Table 7.3 Environmental factors
Full size table

For the risk assessment of ADAS, the level of detailing of these influence parameters is crucial. By detailing the influence parameters, the overall rate of occurrence for the then more specific situation is lower. Assuming that the safety level needed for the system is derived from the highest risk of all situations, detailing will decrease the required safety level. A strategy to cope with this challenge is needed. It must take into account the detailing level of the different factors influencing the assessment of the controllability and allow a quantification of the coverage of situations at the different detailing levels. Although these requirements seem to be demanding, they must be fulfilled to enable a relevant and objective controllability assessment.

8 Conclusion and Outlook

For the assessment of the global characteristics of ADAS a more global/inclusive approach is needed which takes into account the whole system of traffic situation, vehicles and the driver and other involved persons. For the assessment of controllability, another challenge is added, as there is no predefined “use-case” for the controllability of unintended reactions of ADAS.

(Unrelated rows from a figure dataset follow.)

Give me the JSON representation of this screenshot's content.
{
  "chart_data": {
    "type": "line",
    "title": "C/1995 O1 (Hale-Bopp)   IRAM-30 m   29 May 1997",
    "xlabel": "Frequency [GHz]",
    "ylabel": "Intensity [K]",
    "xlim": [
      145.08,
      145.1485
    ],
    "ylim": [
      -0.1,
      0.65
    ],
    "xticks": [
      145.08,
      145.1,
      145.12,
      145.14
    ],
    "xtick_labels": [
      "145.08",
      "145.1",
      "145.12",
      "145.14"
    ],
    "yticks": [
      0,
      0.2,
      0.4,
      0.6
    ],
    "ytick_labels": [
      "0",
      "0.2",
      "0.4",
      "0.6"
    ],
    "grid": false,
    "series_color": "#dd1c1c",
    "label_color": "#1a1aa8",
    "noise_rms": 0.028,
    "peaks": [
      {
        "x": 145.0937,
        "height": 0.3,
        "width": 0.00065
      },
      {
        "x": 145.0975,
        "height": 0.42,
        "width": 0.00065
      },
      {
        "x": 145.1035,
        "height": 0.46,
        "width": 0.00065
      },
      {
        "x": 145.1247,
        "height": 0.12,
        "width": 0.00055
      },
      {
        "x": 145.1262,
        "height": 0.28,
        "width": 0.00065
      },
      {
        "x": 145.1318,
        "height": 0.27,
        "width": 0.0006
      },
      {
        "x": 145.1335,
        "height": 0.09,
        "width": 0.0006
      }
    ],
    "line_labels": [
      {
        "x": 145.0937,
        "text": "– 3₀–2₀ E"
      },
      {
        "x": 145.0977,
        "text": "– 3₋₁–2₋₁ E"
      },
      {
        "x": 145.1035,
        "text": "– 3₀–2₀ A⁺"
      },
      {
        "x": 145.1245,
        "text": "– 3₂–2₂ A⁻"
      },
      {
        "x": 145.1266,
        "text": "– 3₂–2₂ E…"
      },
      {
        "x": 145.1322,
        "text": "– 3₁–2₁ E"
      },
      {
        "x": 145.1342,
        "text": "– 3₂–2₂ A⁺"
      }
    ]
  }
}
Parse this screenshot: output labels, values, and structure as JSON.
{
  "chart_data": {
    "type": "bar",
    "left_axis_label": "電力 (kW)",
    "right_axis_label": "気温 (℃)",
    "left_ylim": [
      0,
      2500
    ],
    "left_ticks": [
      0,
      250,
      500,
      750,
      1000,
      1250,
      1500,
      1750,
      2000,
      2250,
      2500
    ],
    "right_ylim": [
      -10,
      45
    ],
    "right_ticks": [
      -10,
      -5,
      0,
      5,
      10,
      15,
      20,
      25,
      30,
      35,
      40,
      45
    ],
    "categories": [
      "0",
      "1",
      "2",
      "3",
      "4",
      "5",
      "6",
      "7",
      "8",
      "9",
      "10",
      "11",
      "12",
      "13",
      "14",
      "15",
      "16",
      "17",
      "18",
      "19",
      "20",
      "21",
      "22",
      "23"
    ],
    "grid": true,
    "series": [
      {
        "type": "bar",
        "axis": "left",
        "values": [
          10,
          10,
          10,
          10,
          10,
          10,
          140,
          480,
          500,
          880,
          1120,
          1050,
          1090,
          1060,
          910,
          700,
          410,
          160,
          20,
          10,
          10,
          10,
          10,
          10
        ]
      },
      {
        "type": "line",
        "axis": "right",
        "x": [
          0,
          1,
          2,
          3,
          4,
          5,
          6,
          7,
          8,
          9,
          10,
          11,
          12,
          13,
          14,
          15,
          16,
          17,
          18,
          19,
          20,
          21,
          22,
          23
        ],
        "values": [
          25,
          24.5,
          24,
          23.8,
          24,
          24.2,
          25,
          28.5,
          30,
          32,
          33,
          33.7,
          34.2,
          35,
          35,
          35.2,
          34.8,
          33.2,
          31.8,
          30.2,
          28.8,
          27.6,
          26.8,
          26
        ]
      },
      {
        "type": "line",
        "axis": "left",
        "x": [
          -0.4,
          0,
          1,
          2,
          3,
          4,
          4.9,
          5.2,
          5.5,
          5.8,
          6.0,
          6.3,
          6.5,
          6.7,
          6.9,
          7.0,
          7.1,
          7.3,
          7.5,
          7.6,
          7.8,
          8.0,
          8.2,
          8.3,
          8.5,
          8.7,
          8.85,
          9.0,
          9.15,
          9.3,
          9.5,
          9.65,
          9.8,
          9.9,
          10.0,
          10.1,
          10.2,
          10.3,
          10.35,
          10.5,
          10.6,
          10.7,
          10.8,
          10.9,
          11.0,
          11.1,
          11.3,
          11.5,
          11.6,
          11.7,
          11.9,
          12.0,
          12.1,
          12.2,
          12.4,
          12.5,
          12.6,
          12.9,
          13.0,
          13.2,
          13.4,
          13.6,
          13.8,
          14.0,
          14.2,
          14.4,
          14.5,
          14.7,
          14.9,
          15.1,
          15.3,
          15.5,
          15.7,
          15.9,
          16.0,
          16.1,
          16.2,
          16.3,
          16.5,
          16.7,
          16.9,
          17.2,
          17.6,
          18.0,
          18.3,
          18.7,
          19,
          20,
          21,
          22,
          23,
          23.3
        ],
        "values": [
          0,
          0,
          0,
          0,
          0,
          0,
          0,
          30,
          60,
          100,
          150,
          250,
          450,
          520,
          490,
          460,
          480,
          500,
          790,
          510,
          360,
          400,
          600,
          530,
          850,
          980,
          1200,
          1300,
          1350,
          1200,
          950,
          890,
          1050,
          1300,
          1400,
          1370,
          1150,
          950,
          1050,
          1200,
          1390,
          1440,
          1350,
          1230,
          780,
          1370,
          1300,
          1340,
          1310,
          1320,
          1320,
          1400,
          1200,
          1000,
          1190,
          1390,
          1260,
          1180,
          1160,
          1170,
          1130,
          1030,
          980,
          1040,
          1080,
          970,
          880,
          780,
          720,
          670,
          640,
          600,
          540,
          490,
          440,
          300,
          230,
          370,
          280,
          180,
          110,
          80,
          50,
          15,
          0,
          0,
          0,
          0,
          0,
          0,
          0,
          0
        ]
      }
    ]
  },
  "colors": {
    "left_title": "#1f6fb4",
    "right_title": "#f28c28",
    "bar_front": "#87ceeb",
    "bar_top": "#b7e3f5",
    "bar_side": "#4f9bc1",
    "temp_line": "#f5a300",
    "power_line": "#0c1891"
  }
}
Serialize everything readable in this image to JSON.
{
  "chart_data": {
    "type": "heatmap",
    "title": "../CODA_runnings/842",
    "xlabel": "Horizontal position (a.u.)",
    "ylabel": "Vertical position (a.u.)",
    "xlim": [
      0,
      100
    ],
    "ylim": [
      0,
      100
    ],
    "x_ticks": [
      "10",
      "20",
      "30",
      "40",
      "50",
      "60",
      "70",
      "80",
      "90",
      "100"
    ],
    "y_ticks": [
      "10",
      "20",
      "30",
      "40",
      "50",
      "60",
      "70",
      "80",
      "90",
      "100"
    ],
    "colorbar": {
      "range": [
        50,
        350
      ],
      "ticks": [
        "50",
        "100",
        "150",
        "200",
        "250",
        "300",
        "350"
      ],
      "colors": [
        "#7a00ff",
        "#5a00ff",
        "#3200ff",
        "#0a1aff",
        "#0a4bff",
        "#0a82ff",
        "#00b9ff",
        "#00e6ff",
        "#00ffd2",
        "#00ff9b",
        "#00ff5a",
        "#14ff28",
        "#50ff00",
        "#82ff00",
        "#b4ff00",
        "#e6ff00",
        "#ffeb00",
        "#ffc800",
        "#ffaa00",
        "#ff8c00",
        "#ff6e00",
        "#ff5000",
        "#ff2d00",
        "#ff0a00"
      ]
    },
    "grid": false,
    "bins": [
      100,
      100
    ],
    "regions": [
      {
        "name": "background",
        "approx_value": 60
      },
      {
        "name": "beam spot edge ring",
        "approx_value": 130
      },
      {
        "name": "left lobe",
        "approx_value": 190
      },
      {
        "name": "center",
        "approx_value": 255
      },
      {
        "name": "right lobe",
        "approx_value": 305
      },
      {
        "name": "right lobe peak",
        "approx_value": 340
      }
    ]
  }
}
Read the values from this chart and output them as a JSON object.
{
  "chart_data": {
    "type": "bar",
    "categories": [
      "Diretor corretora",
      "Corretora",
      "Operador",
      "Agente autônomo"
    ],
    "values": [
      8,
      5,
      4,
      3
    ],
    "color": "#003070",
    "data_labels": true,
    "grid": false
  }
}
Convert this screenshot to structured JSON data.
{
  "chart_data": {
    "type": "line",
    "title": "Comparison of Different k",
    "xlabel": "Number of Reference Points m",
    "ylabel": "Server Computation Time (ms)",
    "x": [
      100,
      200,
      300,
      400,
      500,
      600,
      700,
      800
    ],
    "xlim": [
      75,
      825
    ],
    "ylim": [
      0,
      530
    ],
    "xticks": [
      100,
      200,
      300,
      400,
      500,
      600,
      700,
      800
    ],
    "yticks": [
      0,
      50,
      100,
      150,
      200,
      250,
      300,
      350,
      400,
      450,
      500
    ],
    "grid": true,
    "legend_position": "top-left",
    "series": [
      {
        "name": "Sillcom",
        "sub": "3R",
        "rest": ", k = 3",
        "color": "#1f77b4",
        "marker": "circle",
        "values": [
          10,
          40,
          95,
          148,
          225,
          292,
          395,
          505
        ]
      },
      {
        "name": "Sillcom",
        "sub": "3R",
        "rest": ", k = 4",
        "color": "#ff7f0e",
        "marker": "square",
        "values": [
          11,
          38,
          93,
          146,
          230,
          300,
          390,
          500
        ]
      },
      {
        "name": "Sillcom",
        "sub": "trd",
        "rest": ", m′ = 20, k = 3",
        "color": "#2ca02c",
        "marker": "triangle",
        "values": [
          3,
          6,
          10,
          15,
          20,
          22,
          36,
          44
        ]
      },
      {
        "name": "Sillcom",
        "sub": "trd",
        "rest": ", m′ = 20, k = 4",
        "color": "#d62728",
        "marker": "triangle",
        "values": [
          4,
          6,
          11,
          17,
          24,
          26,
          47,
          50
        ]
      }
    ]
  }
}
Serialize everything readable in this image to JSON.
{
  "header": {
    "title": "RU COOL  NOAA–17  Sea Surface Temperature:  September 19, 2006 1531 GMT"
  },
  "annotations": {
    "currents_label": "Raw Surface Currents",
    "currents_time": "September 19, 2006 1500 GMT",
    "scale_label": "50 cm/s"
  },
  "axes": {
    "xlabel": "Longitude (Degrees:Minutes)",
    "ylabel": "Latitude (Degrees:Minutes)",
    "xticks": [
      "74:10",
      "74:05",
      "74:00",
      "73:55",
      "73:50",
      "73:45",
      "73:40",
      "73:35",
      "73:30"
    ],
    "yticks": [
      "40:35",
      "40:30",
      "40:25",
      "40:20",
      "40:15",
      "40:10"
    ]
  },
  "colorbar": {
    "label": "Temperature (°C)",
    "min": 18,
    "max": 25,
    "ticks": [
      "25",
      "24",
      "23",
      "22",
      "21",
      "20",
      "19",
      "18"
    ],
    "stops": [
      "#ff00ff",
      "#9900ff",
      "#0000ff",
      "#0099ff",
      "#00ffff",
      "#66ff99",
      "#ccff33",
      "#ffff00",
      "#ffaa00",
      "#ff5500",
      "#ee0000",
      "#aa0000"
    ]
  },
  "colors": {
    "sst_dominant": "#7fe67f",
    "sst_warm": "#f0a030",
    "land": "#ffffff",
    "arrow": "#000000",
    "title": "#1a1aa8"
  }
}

In addition, it is not economically feasible to address all possible unintended reaction scenarios. Therefore, it is necessary to identify a minimum number of relevant and reliable test scenarios for approval. The approach described here has been developed to this end. The unintended reaction has been analyzed and matched with factors for a generic situation definition. Based on this, the definition of categories of situational factors was proposed. This will allow the definition of necessary test cases and a rating of their relevance. The next steps are to carry out a detailed matching of the situational parameters with the elements of the unintended reaction and examine the feasibility of concrete relevance factors. The achievable accuracy for the factors has then to be analyzed. In addition, criteria for controllability need to be developed to enable a more detailed and transferable assessment. If this approach is applicable and successful, it can reduce the effort for approval testing. If it is not suitable, the reasons have to be discussed and the implications for the development of ADAS have to be concluded.